After Dalila at the Met, Elīna Garanča Soars in Recital

United StatesUnited States Schumann, Wagner, Ravel, De Falla: Elīna Garanča (mezzo-soprano), Kevin Murphy (piano), Carnegie Hall, New York. 23.10.2018. (HS)

Elīna Garanča © Karina Schwarz/DG

Schumann — Selections from Myrthen, Op.25

WagnerWesendonck Lieder

RavelSchéhérezade

De FallaSiete canciones populáres española

It is quite possible that the mezzo-soprano Elīna Garanča can do just about anything a singer can do. In a beautifully thought-out recital at Carnegie Hall, she traced connections among disparate works by Schumann, Wagner, Ravel and De Falla. Garanča gave each song cycle its own flavor without losing the uniqueness of her own instrument.

And what a voice it is: caressing in its softer moments, tingling with possibilities as it floats a gentle phrase, expanding into richness and thrilling power when she achieves a musical climax. She can dive down into the lower range without losing a decibel and reach into a mezzo’s high range with no trace of forcing the sound. Although she stands on the stage comfortably for German lieder, her energy increases a notch or two when she can move around the stage like the opera specialist she is.

Tuesday evening followed a triumphant run as Dalila at the Metropolitan Opera in Saint-Saëns’ Samson et Dalila, which concluded Saturday (review click here). Although switching from opera to art song seemed to faze her not at all, some tentativeness could be detected in the first set — five songs from Schumann’s Myrthen, a massive collection of 26 that he presented to his bride-to-be Clara Wieck on the eve of their long-delayed wedding. Lovely as they sounded — such as the girlish phrases of ‘Widmung’ and ‘Jemand’ — the set was not as focused as it should have been, attributable perhaps to a last-minute change in piano collaborators. Kevin Murphy, whose ties to New York include a stint as City Opera’s director of musical administration, replaced the redoubtable Malcolm Martineau, Garanča’s usual piano partner, due to a death in his family.
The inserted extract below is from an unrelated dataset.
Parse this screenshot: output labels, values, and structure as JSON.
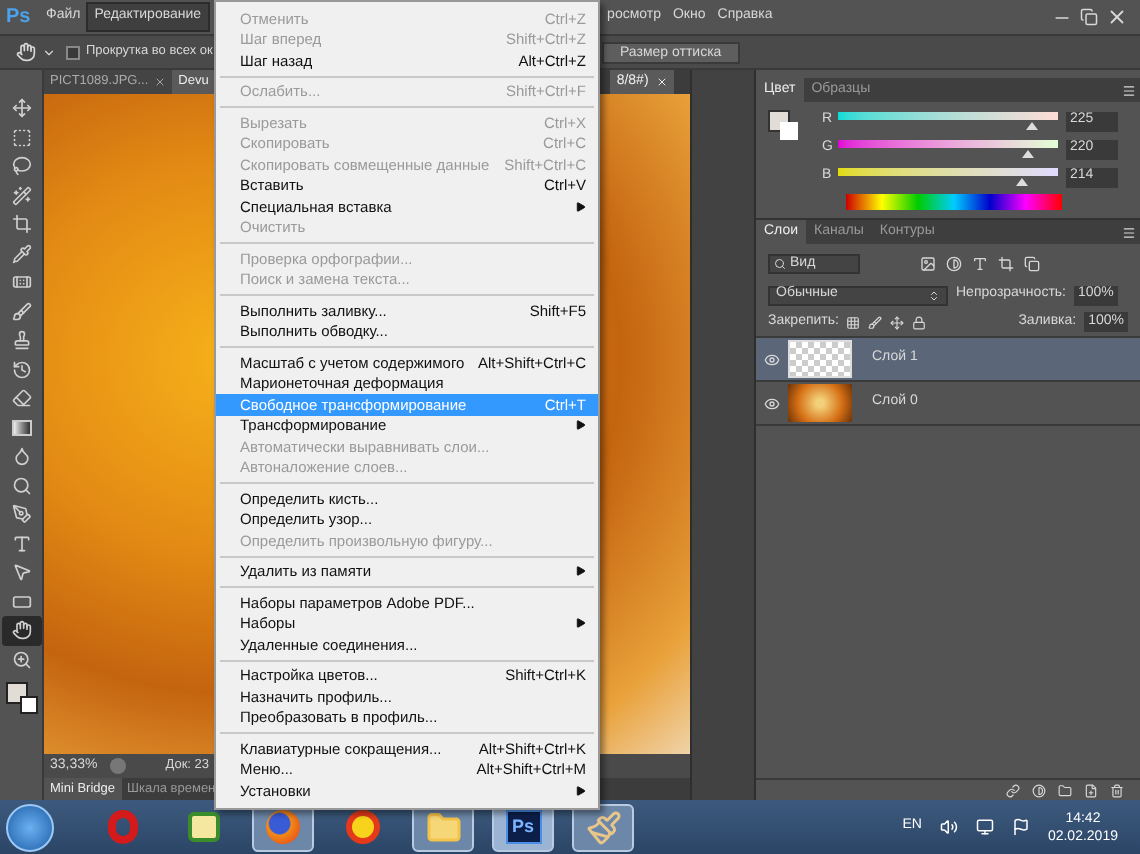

Just as Schumann for his set, Wagner also wrote the Wesendonck Lieder for his inamorata and she was Mathilde Wesendonck. The composer’s sketches of musical gestures he later used in Tristan und Isolde led to singing that felt much more assured. Garanča’s voice flowed with the surges and ebbs. If Murphy’s contributions were more general, Garanča shaped the vocal line with specificity and controlled potency in ‘Im Treibhaus’ and brought ‘Schmerzen’ to a riveting peak of splendor. The final song, ‘Träume,’ never flagged in its gathering intensity.

After intermission, Garanča shifted into sultry mode for Ravel’s Schéhérazade. The words, by a poet with the pen name Tristan Klingsor (a mashup of two characters in Tristan und Isolde), extol the lures of the exotic Orient. Garanča delivered with sinuous fluidity and earthy charm in ‘Asie,’ turned to wistful delicacy in ‘La flûte enchantée,’ and a touch of the protagonist’s frustration in ‘L’indifferent.’

Manuel De Falla spent time in France as a member of Ravel’s group of like-minded artists and wrote Siete canciones populares españolas on his return to Spain. Garanča found the rhythmic bite in the lively pieces. Murphy was less colorful, but his best work came with the haunting undulations of ‘Asturiana’ and the subtle harmonies of the lullaby ‘Nana.’ The vocal lines and lyrical expression of ‘Jota’ bubbled up, and with ‘Polo,’ she brought the set to an ecstatic conclusion.

Two operatic encores provided the evening’s highlights. After a short and lovely Latvian song (‘Aizver actinas un smaidi’ by Jāzeps Vītols), she told the audience, ‘This next one is why I have a red dress on,’ and launched into the Habañera from Bizet’s Carmen, ‘L’amour est un oiseau rebelle.’ Garanča made her first big splash at the Met in that role, and she blazed through this rendition, pacing the stage like a caged animal — teasing, threatening, shrugging, and flirting unabashedly. She topped it off with a whimsically soft and tender reading of the final phrase, waiting for the final note to expand her sound through a long and thrilling crescendo into an emphatic double-forte finish, hands defiantly on hips.

With the music of Saint-Saëns’ Dalila still fresh in her voice, the final encore was a stunningly detailed and magnificently controlled ‘Mon cœur s’ouvre à ta voix,’ the title character’s signature aria.